Violetta White Delafield was born in Florence, Italy in 1875 and spent most of her childhood in southern France. Violetta was the child of ex-patriots who eventually moved back to the United States in the 1890s. As a young woman, Violetta took an interest in botany and became a member of the New York Botanical Garden in 1902. She shared this interest in the natural world with her husband, John Ross Delafield, who she married in 1904. Violetta lived at Montgomery Place with her husband and their children from 1922 until her death in 1949.

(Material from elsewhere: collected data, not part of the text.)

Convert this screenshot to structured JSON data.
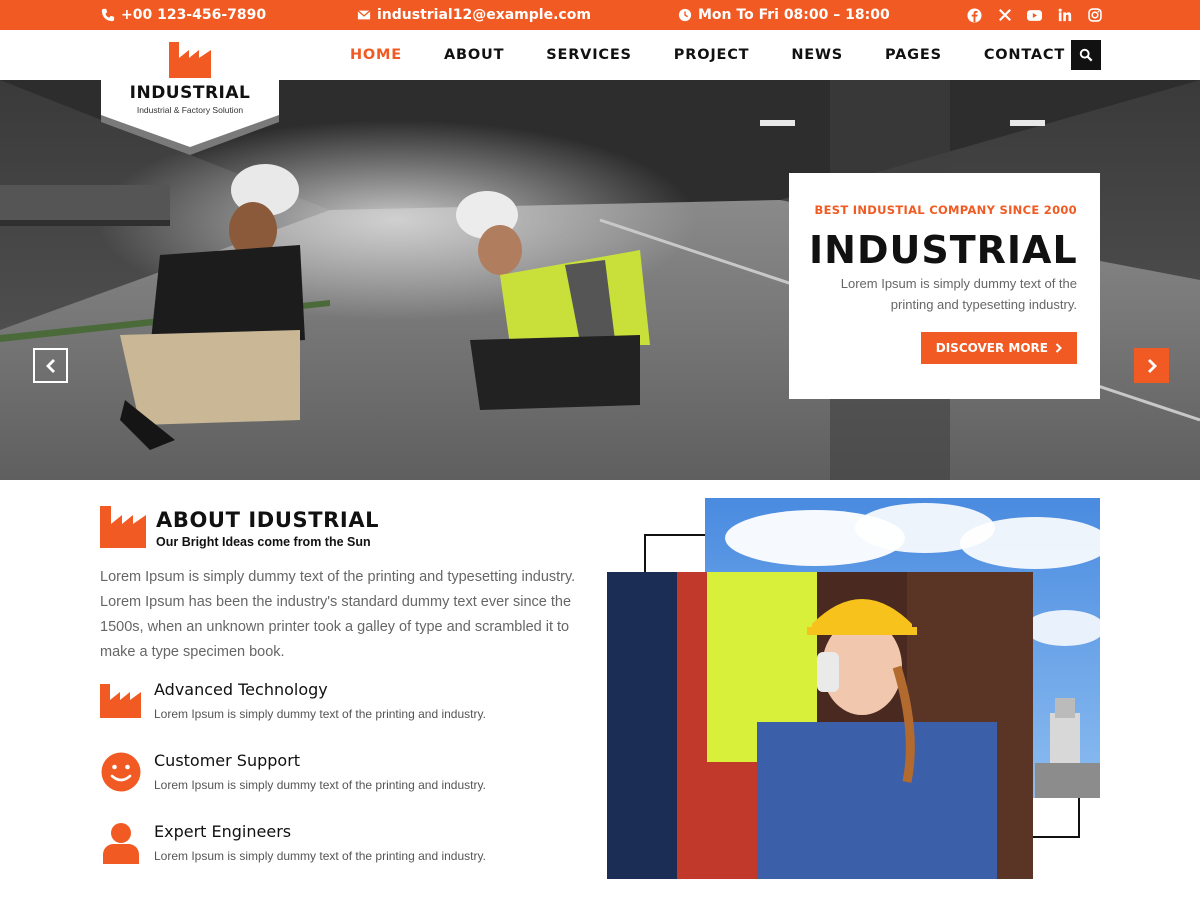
{
  "topbar": {
    "phone": "+00 123-456-7890",
    "email": "industrial12@example.com",
    "hours": "Mon To Fri 08:00 – 18:00",
    "socials": [
      "facebook-icon",
      "x-icon",
      "youtube-icon",
      "linkedin-icon",
      "instagram-icon"
    ]
  },
  "logo": {
    "name": "INDUSTRIAL",
    "tagline": "Industrial & Factory Solution"
  },
  "nav": {
    "items": [
      {
        "label": "HOME",
        "active": true
      },
      {
        "label": "ABOUT",
        "active": false
      },
      {
        "label": "SERVICES",
        "active": false
      },
      {
        "label": "PROJECT",
        "active": false
      },
      {
        "label": "NEWS",
        "active": false
      },
      {
        "label": "PAGES",
        "active": false
      },
      {
        "label": "CONTACT",
        "active": false
      }
    ],
    "search_icon": "search-icon"
  },
  "hero": {
    "kicker": "BEST INDUSTIAL COMPANY SINCE 2000",
    "title": "INDUSTRIAL",
    "description": "Lorem Ipsum is simply dummy text of the printing and typesetting industry.",
    "button": "DISCOVER MORE"
  },
  "about": {
    "title": "ABOUT IDUSTRIAL",
    "subtitle": "Our Bright Ideas come from the Sun",
    "text": "Lorem Ipsum is simply dummy text of the printing and typesetting industry. Lorem Ipsum has been the industry's standard dummy text ever since the 1500s, when an unknown printer took a galley of type and scrambled it to make a type specimen book.",
    "features": [
      {
        "title": "Advanced Technology",
        "desc": "Lorem Ipsum is simply dummy text of the printing and  industry.",
        "icon": "factory-icon"
      },
      {
        "title": "Customer Support",
        "desc": "Lorem Ipsum is simply dummy text of the printing and  industry.",
        "icon": "smile-icon"
      },
      {
        "title": "Expert Engineers",
        "desc": "Lorem Ipsum is simply dummy text of the printing and  industry.",
        "icon": "user-icon"
      }
    ]
  },
  "colors": {
    "accent": "#f15a22",
    "dark": "#111111",
    "text_muted": "#666666"
  }
}
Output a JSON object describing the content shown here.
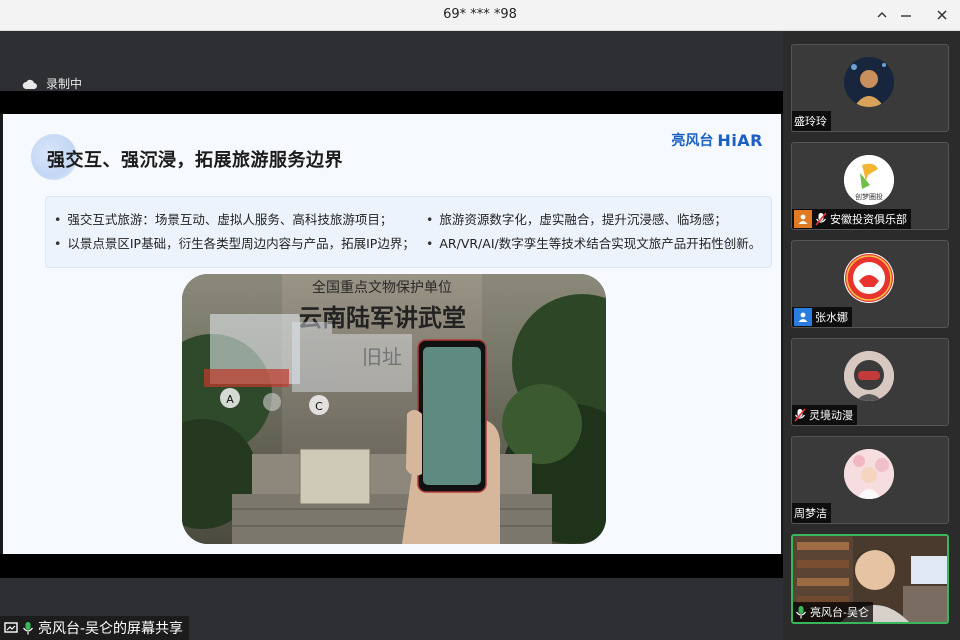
{
  "window": {
    "title": "69* *** *98"
  },
  "recording": {
    "label": "录制中"
  },
  "slide": {
    "title": "强交互、强沉浸，拓展旅游服务边界",
    "brand_cn": "亮风台",
    "brand_en": "HiAR",
    "bullets": [
      "强交互式旅游：场景互动、虚拟人服务、高科技旅游项目；",
      "旅游资源数字化，虚实融合，提升沉浸感、临场感；",
      "以景点景区IP基础，衍生各类型周边内容与产品，拓展IP边界；",
      "AR/VR/AI/数字孪生等技术结合实现文旅产品开拓性创新。"
    ],
    "photo_sign_lines": [
      "全国重点文物保护单位",
      "云南陆军讲武堂",
      "旧址"
    ]
  },
  "share": {
    "label": "亮风台-吴仑的屏幕共享"
  },
  "participants": [
    {
      "name": "盛玲玲",
      "icons": []
    },
    {
      "name": "安徽投资俱乐部",
      "icons": [
        "user-icon",
        "mic-muted-icon"
      ],
      "avatar_text": "创梦圈投"
    },
    {
      "name": "张水娜",
      "icons": [
        "user-icon"
      ]
    },
    {
      "name": "灵境动漫",
      "icons": [
        "mic-muted-icon"
      ]
    },
    {
      "name": "周梦洁",
      "icons": []
    },
    {
      "name": "亮风台-吴仑",
      "icons": [
        "mic-icon"
      ]
    }
  ],
  "colors": {
    "active_speaker": "#3bb75b",
    "brand": "#1a5fc4"
  }
}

The rural Northeast is where Violetta would begin to collect various fungi specimens. In 1901-1902 Violetta published scholarly works on the mushroom specimens she collected. They appeared in the Bulletin of the Torrey Botanical Club and explored the families of Tylostomaceae and Nidulariaceae in North America. After her marriage in 1904, she suspended such contributions. As with most women in the sciences, her studies were viewed as "amateur." William J. Robbins describes her contributions to the field of botany in a letter written to her husband after her death:
Mrs. Delafield's activities in the New York Botanical Garden are especially noteworthy because they demonstrate how an amateur with the interest and ability can pursue research in science and make substantial contributions. Interest in accomplishing real scientific work by amateurs has long been a characteristic of the English. It has, unfortunately, been much less common in this country.
According to her husband's unpublished biography of her, Violetta continued to collect specimens at their various summer homes in Buck Hills Falls, Pennsylvania, the Catskills, New York and Litchfield, Connecticut. Each of the drawings in this collection include the location and date of the collected fungus. What remains unclear is how she collected the specimens, so we are left to imagine her process.